I now realise my illness must have started much earlier for things to get as bad as they did. I have vague memories of struggling to breathe on the bus when I was going to school. Most likely this signaled the start of my anxiety which would go on to cause me to drop out of school altogether.
It wasn't until I was 14 that I sought help by speaking to the Head of Pastoral Care at my school. Thankfully, I already had a good rapport with her as she was my art teacher, so although it was still incredibly difficult to speak out, she was very understanding. Eventually, this lead me to seeing the school counsellor, which was unfortunately not very helpful. Cue years of going through NHS mental health services, a month-long hospital stay at the age of 16, and finally me making the decision to discharge myself at the age of 17.
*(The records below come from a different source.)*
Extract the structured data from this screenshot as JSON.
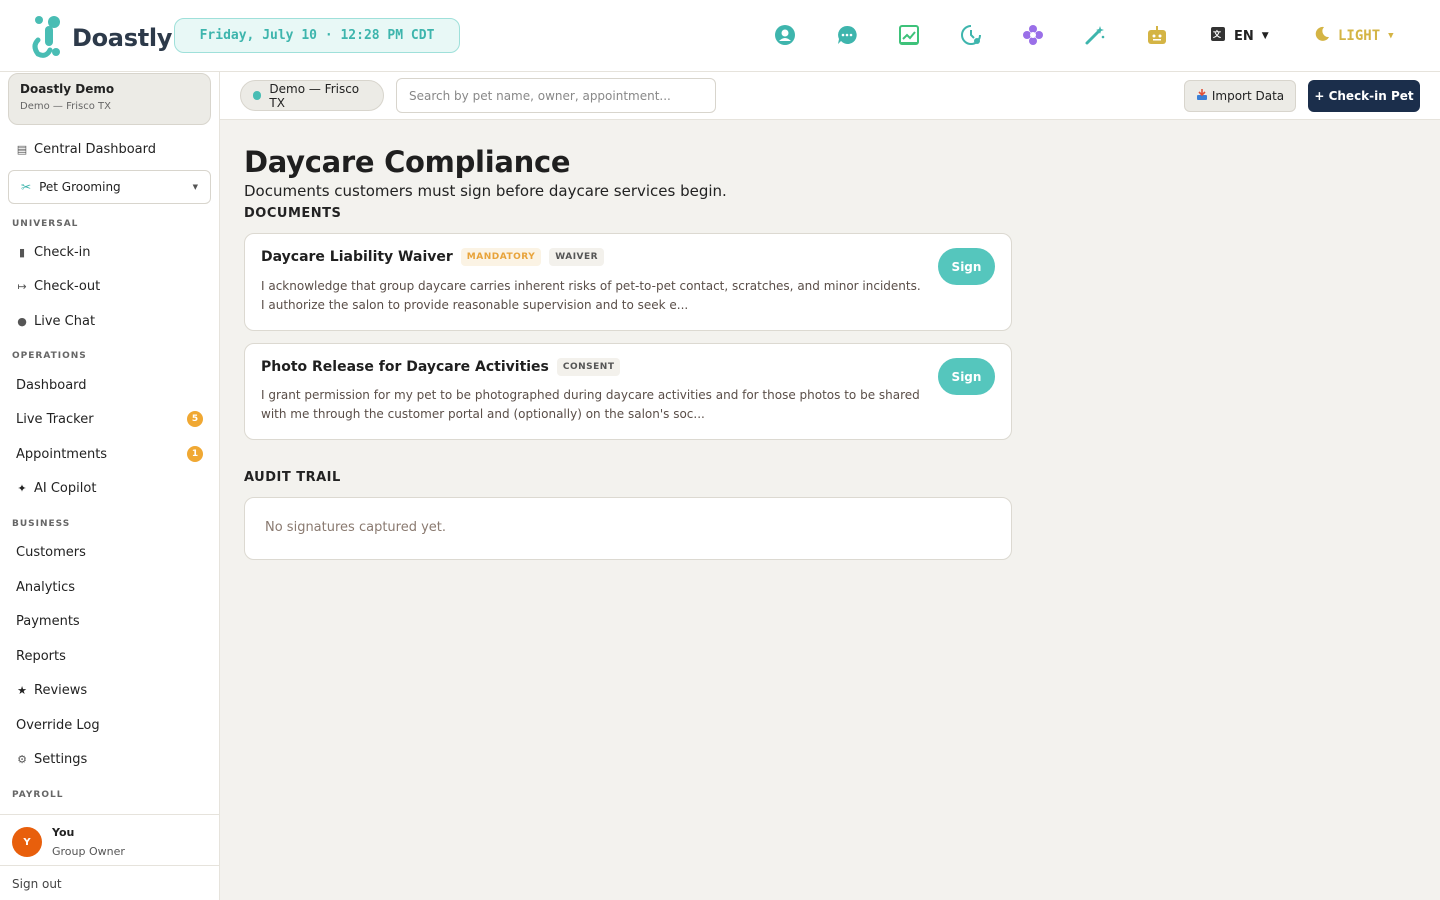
{
  "app": {
    "name": "Doastly",
    "datetime": "Friday, July 10 · 12:28 PM CDT",
    "language": "EN",
    "theme": "LIGHT"
  },
  "topbar_icons": [
    {
      "name": "support-icon",
      "color": "#3eb5ad"
    },
    {
      "name": "chat-bubble-icon",
      "color": "#3eb5ad"
    },
    {
      "name": "chart-icon",
      "color": "#3ec27a"
    },
    {
      "name": "history-clock-icon",
      "color": "#3eb5ad"
    },
    {
      "name": "flower-icon",
      "color": "#9a6fe8"
    },
    {
      "name": "magic-wand-icon",
      "color": "#3eb5ad"
    },
    {
      "name": "robot-icon",
      "color": "#d4b444"
    }
  ],
  "sidebar": {
    "org_name": "Doastly Demo",
    "org_location": "Demo — Frisco TX",
    "central_dashboard": "Central Dashboard",
    "module": "Pet Grooming",
    "sections": {
      "universal": "UNIVERSAL",
      "operations": "OPERATIONS",
      "business": "BUSINESS",
      "payroll": "PAYROLL"
    },
    "items": {
      "checkin": "Check-in",
      "checkout": "Check-out",
      "live_chat": "Live Chat",
      "dashboard": "Dashboard",
      "live_tracker": "Live Tracker",
      "live_tracker_badge": "5",
      "appointments": "Appointments",
      "appointments_badge": "1",
      "ai_copilot": "AI Copilot",
      "customers": "Customers",
      "analytics": "Analytics",
      "payments": "Payments",
      "reports": "Reports",
      "reviews": "Reviews",
      "override_log": "Override Log",
      "settings": "Settings"
    },
    "user": {
      "initial": "Y",
      "name": "You",
      "role": "Group Owner"
    },
    "sign_out": "Sign out"
  },
  "subbar": {
    "location": "Demo — Frisco TX",
    "search_placeholder": "Search by pet name, owner, appointment...",
    "import_label": "Import Data",
    "checkin_label": "+ Check-in Pet"
  },
  "main": {
    "title": "Daycare Compliance",
    "subtitle": "Documents customers must sign before daycare services begin.",
    "documents_heading": "DOCUMENTS",
    "documents": [
      {
        "title": "Daycare Liability Waiver",
        "mandatory": "MANDATORY",
        "type": "WAIVER",
        "text": "I acknowledge that group daycare carries inherent risks of pet-to-pet contact, scratches, and minor incidents. I authorize the salon to provide reasonable supervision and to seek e...",
        "action": "Sign"
      },
      {
        "title": "Photo Release for Daycare Activities",
        "type": "CONSENT",
        "text": "I grant permission for my pet to be photographed during daycare activities and for those photos to be shared with me through the customer portal and (optionally) on the salon's soc...",
        "action": "Sign"
      }
    ],
    "audit_heading": "AUDIT TRAIL",
    "audit_empty": "No signatures captured yet."
  }
}
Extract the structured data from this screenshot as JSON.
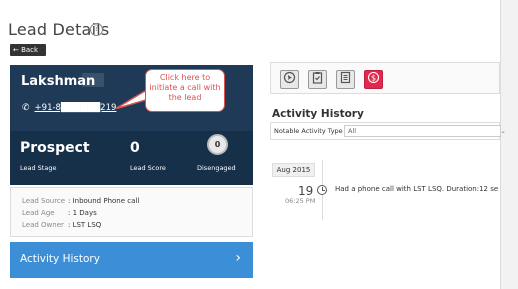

To this day, I still struggle with anxiety and depression. I'm lucky to now have access to an incredible therapist who's helped me achieve some major breakthroughs in terms of shutting down my negative internal narrative. Most recently I've had to deal with ongoing trauma as a result of an assault I experienced at the age of 18, but all-in-all my mental illness has pushed me to work that bit harder when it comes to campaigning on the subject of mental health.
To me, mental health research will prevent future generations from going through that period of thinking “What's wrong with me?” that I experienced, as well as helping to ensure that we provide people with effective treatment early on so that the illness doesn't have years in which to really take hold of the person.
So far I've been hitting the treadmill pretty hard. As someone who's hard-pushed to walk 5k, let alone run it, getting ready for September is proving a challenge. But challenging yourself and meeting your targets is half the fun, right? I’m looking forward to getting colourful!
My mental illness has pushed me to my psychological limits, and if pushing myself physically means that others don't lose their childhoods to something as cruel as mental illness, then it's worth it.